Удивительны причуды народа! Он требует своей истории в изложении поэта, а не историка. Он требует не точного отчета о голых фактах, а растворения их в той изначальной поэзии, из которой они возникли. Это знают поэты, и не без тайного злорадства они по своему произволу перерабатывают народные предания, едва ли не с тем, чтобы посмеяться над сухой спесью историков и пергаментных государственных архивариусов. Немало позабавило меня, когда в лавках на последней ярмарке я увидел историю Велизария* в ярко раскрашенных картинках, притом не по Прокопию*, а в точности по трагедии Шенка*. «Так искажается история, — воскликнул мой ученый друг, сопровождавший меня, — ведь там нет ничего о мести оскорбленной супруги, о захваченном в плен сыне, о любящей дочери и о прочих сердечных измышлениях нынешнего времени!» Но разве же это недостаток, в самом деле? И неужели надо тотчас привлекать поэтов к суду за такие подлоги? Нет, ибо я отвергаю обвинительный акт. История не фальсифицируется поэтами. Они передают смысл ее совершенно правдиво, хотя бы и прибегая к образам и событиям, вымышленным ими самими. Существуют народы, история которых изложена исключительно в такой поэтической форме, например индусы. И тем не менее такие поэмы, как «Махабхарата», передают смысл индийской истории гораздо правильнее, чем все составители компендиумов, со всеми их хронологическими датами. Равным образом я мог бы утверждать, что романы Вальтер Скотта передают дух английской истории гораздо вернее, чем Юм*; по крайней мере Сарториус* вполне прав, когда он, в своих дополнениях к Шпиттлеру, относит эти романы к числу источников по истории Англии.

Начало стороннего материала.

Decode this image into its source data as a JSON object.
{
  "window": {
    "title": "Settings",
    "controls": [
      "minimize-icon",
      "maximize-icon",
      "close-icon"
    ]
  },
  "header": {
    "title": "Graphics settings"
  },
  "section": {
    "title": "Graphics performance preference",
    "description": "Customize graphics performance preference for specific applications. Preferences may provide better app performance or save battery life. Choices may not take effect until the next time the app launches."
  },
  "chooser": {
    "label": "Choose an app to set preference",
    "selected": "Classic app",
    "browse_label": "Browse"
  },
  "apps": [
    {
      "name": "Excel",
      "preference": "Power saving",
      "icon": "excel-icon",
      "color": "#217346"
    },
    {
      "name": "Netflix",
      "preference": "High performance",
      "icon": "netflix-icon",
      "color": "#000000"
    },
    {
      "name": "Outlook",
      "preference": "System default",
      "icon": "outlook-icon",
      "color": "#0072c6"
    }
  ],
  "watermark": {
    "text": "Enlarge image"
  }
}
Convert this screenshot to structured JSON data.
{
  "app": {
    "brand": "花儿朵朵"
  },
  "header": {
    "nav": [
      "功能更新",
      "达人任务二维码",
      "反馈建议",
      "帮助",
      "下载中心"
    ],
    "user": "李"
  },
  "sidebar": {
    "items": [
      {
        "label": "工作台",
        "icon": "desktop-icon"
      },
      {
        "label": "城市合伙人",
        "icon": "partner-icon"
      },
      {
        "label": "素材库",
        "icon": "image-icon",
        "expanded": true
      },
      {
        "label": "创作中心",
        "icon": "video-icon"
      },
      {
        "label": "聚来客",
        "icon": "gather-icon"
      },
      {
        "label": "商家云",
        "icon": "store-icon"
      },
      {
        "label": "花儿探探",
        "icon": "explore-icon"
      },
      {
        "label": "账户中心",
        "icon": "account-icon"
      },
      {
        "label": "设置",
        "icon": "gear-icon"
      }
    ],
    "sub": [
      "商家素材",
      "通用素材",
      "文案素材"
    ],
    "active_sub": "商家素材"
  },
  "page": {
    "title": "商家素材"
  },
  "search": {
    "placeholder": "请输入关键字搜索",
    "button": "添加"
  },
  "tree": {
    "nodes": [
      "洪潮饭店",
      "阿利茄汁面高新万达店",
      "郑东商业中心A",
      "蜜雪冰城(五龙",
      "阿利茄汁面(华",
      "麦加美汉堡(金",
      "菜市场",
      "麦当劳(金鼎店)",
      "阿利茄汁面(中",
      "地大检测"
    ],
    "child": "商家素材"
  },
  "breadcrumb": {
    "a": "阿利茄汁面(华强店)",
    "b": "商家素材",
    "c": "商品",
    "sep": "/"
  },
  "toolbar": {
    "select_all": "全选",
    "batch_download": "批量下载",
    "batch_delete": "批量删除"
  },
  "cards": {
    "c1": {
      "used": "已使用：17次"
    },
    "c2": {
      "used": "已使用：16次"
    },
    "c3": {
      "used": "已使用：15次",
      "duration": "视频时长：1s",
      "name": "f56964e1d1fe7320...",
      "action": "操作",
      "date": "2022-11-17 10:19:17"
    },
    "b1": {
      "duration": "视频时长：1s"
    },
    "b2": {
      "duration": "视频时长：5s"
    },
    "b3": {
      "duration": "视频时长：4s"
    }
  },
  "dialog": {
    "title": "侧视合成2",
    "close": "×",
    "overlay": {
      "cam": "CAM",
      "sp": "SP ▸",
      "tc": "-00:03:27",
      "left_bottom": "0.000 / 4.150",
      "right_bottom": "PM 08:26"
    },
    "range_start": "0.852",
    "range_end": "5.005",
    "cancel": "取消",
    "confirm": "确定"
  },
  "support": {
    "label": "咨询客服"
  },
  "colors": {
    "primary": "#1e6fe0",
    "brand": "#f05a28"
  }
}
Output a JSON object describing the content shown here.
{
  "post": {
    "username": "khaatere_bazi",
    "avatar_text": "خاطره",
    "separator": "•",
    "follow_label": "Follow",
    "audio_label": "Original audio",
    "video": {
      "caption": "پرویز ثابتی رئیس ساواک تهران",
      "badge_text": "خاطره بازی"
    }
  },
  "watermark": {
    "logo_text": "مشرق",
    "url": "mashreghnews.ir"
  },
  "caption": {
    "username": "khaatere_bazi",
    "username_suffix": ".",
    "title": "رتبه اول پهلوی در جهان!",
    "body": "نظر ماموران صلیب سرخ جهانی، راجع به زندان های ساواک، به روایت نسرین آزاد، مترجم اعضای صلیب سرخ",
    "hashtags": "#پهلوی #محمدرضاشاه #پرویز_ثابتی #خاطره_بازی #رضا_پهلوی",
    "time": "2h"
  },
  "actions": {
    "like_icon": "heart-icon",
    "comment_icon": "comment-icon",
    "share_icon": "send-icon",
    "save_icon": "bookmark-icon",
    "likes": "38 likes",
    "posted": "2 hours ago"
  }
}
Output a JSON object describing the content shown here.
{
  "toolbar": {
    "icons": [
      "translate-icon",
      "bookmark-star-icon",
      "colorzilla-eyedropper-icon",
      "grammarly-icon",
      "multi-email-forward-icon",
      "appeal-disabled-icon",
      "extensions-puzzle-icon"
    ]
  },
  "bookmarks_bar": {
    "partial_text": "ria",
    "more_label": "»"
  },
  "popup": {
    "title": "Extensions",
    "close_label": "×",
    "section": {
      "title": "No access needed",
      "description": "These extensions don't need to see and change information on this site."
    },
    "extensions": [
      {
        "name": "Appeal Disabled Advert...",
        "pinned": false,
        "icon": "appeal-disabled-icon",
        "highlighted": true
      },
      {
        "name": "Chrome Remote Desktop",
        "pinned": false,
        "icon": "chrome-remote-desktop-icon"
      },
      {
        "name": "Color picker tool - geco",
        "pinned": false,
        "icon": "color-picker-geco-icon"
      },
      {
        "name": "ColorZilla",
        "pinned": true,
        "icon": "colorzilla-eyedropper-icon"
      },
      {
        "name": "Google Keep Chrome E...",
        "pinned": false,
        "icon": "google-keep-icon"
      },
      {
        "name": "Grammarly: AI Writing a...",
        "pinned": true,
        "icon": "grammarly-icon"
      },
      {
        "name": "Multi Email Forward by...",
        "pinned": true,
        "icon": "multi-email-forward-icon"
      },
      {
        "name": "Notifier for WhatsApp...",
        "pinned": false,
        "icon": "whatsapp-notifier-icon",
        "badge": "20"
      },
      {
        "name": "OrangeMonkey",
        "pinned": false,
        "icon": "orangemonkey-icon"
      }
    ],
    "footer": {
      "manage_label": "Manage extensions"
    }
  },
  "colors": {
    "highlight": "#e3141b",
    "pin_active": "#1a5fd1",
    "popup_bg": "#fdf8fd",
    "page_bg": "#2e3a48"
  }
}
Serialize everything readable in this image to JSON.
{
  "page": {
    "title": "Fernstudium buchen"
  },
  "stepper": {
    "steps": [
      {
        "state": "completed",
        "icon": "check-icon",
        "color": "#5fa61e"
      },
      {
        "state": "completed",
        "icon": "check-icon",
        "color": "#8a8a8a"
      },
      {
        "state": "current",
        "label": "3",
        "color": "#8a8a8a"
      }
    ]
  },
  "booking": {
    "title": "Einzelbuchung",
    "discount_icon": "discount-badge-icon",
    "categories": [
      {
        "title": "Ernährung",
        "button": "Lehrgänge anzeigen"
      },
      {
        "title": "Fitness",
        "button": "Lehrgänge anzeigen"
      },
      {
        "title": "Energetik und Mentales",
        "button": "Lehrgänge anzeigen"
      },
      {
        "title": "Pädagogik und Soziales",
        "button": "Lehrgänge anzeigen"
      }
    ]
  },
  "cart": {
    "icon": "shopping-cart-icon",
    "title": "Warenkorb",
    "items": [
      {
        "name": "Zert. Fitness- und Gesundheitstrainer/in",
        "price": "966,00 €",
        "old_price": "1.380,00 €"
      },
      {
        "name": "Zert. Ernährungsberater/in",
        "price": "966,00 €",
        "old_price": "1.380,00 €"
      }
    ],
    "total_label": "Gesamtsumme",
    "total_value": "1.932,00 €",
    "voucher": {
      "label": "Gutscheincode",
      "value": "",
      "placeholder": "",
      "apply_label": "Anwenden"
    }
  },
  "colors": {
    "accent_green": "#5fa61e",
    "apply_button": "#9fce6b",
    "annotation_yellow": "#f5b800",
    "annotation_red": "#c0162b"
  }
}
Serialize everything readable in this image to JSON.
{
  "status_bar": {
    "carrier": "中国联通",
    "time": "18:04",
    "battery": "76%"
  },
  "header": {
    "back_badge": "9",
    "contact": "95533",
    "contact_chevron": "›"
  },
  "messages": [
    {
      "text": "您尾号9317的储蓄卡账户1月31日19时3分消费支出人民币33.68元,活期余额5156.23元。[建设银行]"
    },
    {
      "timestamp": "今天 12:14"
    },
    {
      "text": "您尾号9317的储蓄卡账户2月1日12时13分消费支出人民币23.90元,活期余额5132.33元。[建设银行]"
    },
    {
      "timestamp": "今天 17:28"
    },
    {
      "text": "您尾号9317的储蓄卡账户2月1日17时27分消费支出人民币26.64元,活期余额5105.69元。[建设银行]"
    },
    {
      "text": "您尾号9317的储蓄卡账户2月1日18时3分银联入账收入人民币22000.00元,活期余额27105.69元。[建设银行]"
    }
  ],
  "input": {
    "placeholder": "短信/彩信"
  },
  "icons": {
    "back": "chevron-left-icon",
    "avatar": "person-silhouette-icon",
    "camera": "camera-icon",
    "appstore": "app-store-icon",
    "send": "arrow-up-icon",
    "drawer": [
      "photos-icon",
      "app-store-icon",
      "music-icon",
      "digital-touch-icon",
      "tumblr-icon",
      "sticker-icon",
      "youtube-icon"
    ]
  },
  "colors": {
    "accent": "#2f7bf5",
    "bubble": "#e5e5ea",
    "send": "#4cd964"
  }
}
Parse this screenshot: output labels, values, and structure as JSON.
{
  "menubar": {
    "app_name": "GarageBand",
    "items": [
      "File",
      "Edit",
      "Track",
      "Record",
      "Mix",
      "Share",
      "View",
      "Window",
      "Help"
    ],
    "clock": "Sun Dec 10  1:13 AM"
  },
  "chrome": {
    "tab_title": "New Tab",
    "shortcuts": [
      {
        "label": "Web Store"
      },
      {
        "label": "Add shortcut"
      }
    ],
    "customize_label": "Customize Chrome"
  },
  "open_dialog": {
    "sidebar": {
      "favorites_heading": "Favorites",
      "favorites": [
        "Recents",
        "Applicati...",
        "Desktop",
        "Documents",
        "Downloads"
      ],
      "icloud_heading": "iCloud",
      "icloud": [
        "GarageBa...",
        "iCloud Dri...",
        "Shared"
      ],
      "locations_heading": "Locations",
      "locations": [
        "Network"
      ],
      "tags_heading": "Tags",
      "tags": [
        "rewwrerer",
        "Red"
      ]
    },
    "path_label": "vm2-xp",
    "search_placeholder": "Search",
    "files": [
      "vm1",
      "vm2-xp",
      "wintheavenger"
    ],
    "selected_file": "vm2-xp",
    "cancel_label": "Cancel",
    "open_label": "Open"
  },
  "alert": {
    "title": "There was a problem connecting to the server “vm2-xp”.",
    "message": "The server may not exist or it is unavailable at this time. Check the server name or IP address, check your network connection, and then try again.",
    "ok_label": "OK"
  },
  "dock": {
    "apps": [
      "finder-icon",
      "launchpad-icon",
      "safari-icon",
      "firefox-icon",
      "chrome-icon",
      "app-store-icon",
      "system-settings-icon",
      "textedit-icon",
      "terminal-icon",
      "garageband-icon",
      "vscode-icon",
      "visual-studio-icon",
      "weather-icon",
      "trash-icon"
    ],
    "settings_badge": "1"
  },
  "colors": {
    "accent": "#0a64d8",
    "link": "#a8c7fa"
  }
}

С поэтами происходит то же, что со спящими, которые во сне как бы маскируют внутреннее чувство, возникшее в их душе под влиянием действительных внешних причин, и подменяют в сновидениях эти причины другими, также внешними, но равносильными в том смысле, что они вызывают точно такое же чувство. Так и в иммермановской «Трагедии» многие внешние обстоятельства вымышлены в достаточной степени произвольно, но сам герой, являющийся ее эмоциональным центром, создан грезой поэта в соответствии с истиной, и если этот образ, плод мечты, сам представлен мечтателем, то и это не противоречит действительности. Барон Гормайр*, компетентнейший судья в таком вопросе, недавно, когда я имел удовольствие с ним говорить, обратил мое внимание на это обстоятельство. Мистический элемент чувства, суеверная религиозность, эпический характер героя схвачены Иммерманом вполне правильно. Он воссоздал совершенно верно образ того верного голубя, который со сверкающим мечом в клюве, как сама воинствующая любовь, носился с такой героической отвагой над горами Тироля, пока пули Мантуи не пронизали его верное сердце.
Но что более всего служит к чести поэта, так это столь же правдивое изображение противника, из которого он не сделал некоего яростного Гесслера*, чтобы еще более превознести своего Гофера; как этот последний подобен голубю с мечом, так первый — орлу с оливковой ветвью.